Mr. Grattan, ("the leader of the
House,")
Mr. Sewell and
Mr. Garnett are for
Hunter and
Tucker;
Mercier,
Stearns and Lemosy for
Botts;
Gilmer for
Peirpoint.-- "
Messrs. Segar and
Underwood do not seem to have any friends in either
House, though they deserve many."
[We give this gossip for what it is worth.
It is surely new to us.]
The correspondent of the New York
Times writes that a growing sentiment exists here in favor of so altering the
Constitution of
Virginia as to make the possession of a certain amount of property and a knowledge of the arts of reading and writing necessary qualifications in every voter.
So that, even if negroes were allowed to vote, but few would be qualified, and these very "conservative" ones.

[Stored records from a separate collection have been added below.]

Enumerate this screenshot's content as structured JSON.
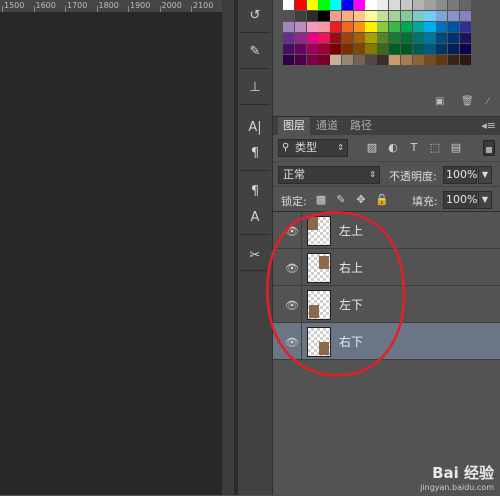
{
  "ruler": {
    "labels": [
      "1500",
      "1600",
      "1700",
      "1800",
      "1900",
      "2000",
      "2100"
    ]
  },
  "tools": [
    {
      "name": "history-brush-icon",
      "glyph": "↺"
    },
    {
      "name": "brush-preset-icon",
      "glyph": "✎"
    },
    {
      "name": "tool-preset-icon",
      "glyph": "⊥"
    },
    {
      "name": "character-panel-icon",
      "glyph": "A|"
    },
    {
      "name": "paragraph-panel-icon",
      "glyph": "¶"
    },
    {
      "name": "paragraph-style-icon",
      "glyph": "¶"
    },
    {
      "name": "character-style-icon",
      "glyph": "A"
    },
    {
      "name": "tool-options-icon",
      "glyph": "✂"
    }
  ],
  "swatch_rows": [
    [
      "#ffffff",
      "#ff0000",
      "#ffff00",
      "#00ff00",
      "#00ffff",
      "#0000ff",
      "#ff00ff",
      "#ffffff",
      "#ececec",
      "#d9d9d9",
      "#c6c6c6",
      "#b3b3b3",
      "#a0a0a0",
      "#8c8c8c",
      "#797979",
      "#666666"
    ],
    [
      "#525252",
      "#3f3f3f",
      "#2c2c2c",
      "#000000",
      "#f6998f",
      "#f9ad81",
      "#fdc689",
      "#fff799",
      "#c4df9b",
      "#a3d39c",
      "#82ca9c",
      "#7accc8",
      "#6dcff6",
      "#7da7d8",
      "#8493ca",
      "#8882be"
    ],
    [
      "#a187be",
      "#bc8cbf",
      "#f49ac2",
      "#f6989d",
      "#ed1c24",
      "#f26522",
      "#f7941d",
      "#fff200",
      "#8dc63f",
      "#39b54a",
      "#00a651",
      "#00a99d",
      "#00aeef",
      "#0072bc",
      "#0054a6",
      "#2e3192"
    ],
    [
      "#662d91",
      "#92278f",
      "#ec008c",
      "#ed145b",
      "#9e0b0f",
      "#a0410d",
      "#a3620a",
      "#aba000",
      "#598527",
      "#1a7b30",
      "#007236",
      "#00746b",
      "#0076a3",
      "#004a80",
      "#003471",
      "#1b1464"
    ],
    [
      "#440e62",
      "#630460",
      "#9e005d",
      "#9e0039",
      "#790000",
      "#7b2e00",
      "#7d4900",
      "#827b00",
      "#406618",
      "#005e20",
      "#005826",
      "#005952",
      "#005b7f",
      "#003663",
      "#002157",
      "#0d004c"
    ],
    [
      "#32004b",
      "#4b0049",
      "#7b0046",
      "#7a0026",
      "#c7b299",
      "#998675",
      "#736357",
      "#534741",
      "#37302a",
      "#c69c6d",
      "#a67c52",
      "#8c6239",
      "#754c24",
      "#603913",
      "#3c2415",
      "#2a1b10"
    ]
  ],
  "layers_panel": {
    "tabs": [
      "图层",
      "通道",
      "路径"
    ],
    "filter_label": "类型",
    "blend_mode": "正常",
    "opacity_label": "不透明度:",
    "opacity_value": "100%",
    "lock_label": "锁定:",
    "fill_label": "填充:",
    "fill_value": "100%",
    "layers": [
      {
        "name": "左上",
        "selected": false,
        "corner": "tl"
      },
      {
        "name": "右上",
        "selected": false,
        "corner": "tr"
      },
      {
        "name": "左下",
        "selected": false,
        "corner": "bl"
      },
      {
        "name": "右下",
        "selected": true,
        "corner": "br"
      }
    ]
  },
  "watermark": {
    "brand": "Bai 经验",
    "url": "jingyan.baidu.com"
  },
  "colors": {
    "selection": "#6a7686",
    "annotation": "#e0202a"
  }
}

Also, in favor of admitting negro testimony in court.
He says the great fire will prove to have been a blessing in disguise; that though the
Freedmen's Bureau have surrendered forty thousand acres of land to its owners, sixty thousand remain unsurrendered, besides city property; that the probability of
Governor Peirpoint's officers being re-elected increases daily; and, finally, does not hesitate to predict that a "thorough, uncompromising Union party will eventually rule the Old Dominion."